John Philip Holland spelt Seán Pilib Ó hUallacháin, in Irish, was an Irish engineer from Co Clare, who developed the first submarine to be formally commissioned by the U.S. Navy, and the first ever Royal Navy submarine, the Holland 1.
Holland was born in 1841 to John and Mary Scanlon Holland in Liscannor, Co. Clare. His mother was an Irish speaker, so John and his four brothers learned English only after they were old enough to attend school.
Holland joined the Irish Christian Brothers in Limerick and taught in Limerick and many other centers in the country including North Monastery CBS in Cork City.
At a Christian Brothers Congregation on Saturday, the Irish Examiner reports that 'The conference at the National Maritime College in Ringaskiddy heard Mr Holland was chastised on occasions for his teaching skills arising out of his preoccupation with invention.
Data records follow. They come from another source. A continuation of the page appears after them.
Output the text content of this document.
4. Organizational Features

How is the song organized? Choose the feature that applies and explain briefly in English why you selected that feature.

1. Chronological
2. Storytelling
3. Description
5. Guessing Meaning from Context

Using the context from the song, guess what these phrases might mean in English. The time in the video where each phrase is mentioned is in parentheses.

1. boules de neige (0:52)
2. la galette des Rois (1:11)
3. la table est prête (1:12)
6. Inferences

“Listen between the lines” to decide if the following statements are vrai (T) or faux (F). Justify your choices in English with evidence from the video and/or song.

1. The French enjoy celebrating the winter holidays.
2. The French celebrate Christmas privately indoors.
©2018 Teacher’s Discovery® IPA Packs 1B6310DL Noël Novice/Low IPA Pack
He was encouraged in Cork by a like-minded Christian Brother but other schools complained that his creative mind distracted from his obligations as a teacher.'
This being our clue from his early years, of the contribution he would make not only to his native Ireland but to the navies of some of the world's most powerful countries.
After teaching in a number of schools in Ireland, including the North Monastery School in Cork, he emigrated with his family to America in 1872, where he began working on his submarine design.
His move to the US was also influenced by the fact that his brother Michael had become involved in the Fenian fight and had emigrated Stateside to avoid arrest by the British authorities, as read in the Irish Examiner.
He initially worked as an engineer in the U.S, before returning to a teaching post for a further six years in St. John’s Catholic School in Paterson, New Jersey. He continued to improve his submarine designs and eventually the Holland 1 was purchased by the United States Navy on April 11, 1900.
This was the first submarine having power to run submerged for any considerable distance, and the first to combine electric motors for submerged travel and gasoline engines for use on the surface.
John Philip Holland also designed the Holland II and Holland III prototypes which are on display in the Paterson Museum in New Jersey.